REKLAMI GEÇ

ŞAŞIRACAĞINIZ OLGU VE KAVRAMLAR

5 Aralık 2019 Perşembe

Değerli okurlarım; çıktığım gezi ve sonrasında yakalandığım gripten ötürü sizlerden iki hafta ayrı kaldım. Bu yazıma başlamadan bilmenizi isterim ki, köşe yazılarıma malzeme bulmak ve sizlere ilginç bulgular sunmak için, belli dosya konuları belirlerim. Bu yazıma temel olan ve üzerinde geniş araştırma yaptığım dosya konum ise, şaşırtıcı olgu ve kavramlardır. Bunlar felsefe ve psikoloji gibi uzmanı olmadığım konulardan da çıksa, ilginç bulduklarımı sizlerle paylaşmak istememi mazur göreceğinizi umuyorum. Zaten kullandığım kaynakçayı da her zaman açıklamaktayım.

Bu yazımda; günlük yaşantımızda yer alabilen ve adını belki koyamadığımız ilginç, şaşırtıcı ve ufuk açıcı olgu ve kavramlardan söz edeceğim. Bizleri değişik biçimlerde düşündürecek bazı ilginç olgu ve kavramlar şunlardır: Zaman, yaşam, ölüm, duygular, tepkiler, akıl, denetim, üstünlük, aşağılık, eşitlik, hukuk, toplum, iyi, kötü, öğrenme, sosyalleşme, insanlar, boyut, şans, güç, sağlık, bencillik ve sencillik (bencil olmama).

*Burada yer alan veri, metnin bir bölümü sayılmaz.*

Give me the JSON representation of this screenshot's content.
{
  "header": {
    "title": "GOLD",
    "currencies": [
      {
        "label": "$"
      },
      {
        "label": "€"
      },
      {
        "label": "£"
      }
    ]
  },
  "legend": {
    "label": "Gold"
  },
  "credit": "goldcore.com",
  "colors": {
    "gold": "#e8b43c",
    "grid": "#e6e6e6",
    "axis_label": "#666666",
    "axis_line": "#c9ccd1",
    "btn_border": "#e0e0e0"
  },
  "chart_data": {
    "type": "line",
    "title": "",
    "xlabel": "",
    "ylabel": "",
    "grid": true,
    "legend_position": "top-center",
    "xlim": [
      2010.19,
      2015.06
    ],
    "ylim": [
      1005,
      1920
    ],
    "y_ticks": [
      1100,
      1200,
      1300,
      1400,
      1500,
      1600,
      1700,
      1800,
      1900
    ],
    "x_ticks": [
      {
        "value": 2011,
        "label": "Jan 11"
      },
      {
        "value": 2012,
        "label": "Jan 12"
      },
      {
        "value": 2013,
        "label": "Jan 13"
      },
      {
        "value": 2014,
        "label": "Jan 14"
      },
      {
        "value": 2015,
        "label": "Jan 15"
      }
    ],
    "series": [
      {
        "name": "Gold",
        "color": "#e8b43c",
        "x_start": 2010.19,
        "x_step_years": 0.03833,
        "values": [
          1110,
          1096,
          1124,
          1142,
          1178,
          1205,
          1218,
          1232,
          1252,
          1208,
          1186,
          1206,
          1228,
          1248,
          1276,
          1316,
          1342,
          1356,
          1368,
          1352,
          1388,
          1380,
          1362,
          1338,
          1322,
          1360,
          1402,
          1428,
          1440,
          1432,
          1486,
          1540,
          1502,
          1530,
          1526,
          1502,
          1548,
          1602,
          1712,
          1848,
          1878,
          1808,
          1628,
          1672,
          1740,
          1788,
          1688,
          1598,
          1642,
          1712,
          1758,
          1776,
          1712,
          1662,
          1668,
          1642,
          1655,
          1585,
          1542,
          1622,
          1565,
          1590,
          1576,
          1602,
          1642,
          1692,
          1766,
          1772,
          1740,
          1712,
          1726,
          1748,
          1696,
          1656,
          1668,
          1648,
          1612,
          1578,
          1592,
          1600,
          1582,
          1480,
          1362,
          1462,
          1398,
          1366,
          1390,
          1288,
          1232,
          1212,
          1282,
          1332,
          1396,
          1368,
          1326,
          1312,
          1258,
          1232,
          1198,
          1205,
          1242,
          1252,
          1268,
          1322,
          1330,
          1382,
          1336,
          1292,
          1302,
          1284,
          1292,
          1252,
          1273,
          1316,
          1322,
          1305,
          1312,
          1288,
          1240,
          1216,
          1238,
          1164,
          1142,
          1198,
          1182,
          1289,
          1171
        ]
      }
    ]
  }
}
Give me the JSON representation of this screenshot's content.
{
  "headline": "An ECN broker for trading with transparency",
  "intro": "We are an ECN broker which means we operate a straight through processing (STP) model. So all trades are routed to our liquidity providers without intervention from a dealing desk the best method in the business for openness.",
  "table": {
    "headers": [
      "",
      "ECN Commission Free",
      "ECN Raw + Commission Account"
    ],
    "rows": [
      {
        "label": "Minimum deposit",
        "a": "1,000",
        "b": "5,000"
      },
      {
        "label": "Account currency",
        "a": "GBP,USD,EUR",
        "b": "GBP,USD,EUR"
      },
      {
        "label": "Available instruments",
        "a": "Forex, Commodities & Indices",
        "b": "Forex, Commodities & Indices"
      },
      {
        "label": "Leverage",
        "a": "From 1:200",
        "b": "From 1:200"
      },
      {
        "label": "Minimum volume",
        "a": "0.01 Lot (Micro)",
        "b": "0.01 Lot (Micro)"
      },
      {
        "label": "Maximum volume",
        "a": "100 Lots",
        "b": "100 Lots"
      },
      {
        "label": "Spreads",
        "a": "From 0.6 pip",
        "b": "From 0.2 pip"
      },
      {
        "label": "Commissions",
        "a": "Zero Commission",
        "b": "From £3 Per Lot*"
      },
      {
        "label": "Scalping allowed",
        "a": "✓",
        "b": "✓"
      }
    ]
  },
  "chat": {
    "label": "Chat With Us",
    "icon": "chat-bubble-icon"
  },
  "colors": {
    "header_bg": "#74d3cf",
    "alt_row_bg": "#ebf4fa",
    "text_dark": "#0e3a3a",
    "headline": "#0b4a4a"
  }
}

Paradokslar da bu grupta sayılabilir. Örneğin, “Pinokyo ‘şimdi burnum uzayacak’ dedi.” Doğru söylüyorsa burnu uzamaz. Yalan söylüyorsa yalan olmaz çünkü burnu uzayacaktır. İlginç bir paradoks örneği, öyle değil mi? Bileceğiniz üzere, başka örnekler de oldukça çoktur: “Giritli Epimenides ‘tüm Giritliler yalancıdır’ demiş.” Doğru söylüyorsa yalan söylüyor, yalan söylüyorsa doğru söylüyor. İşte paradoksların şaşırtıcılığı!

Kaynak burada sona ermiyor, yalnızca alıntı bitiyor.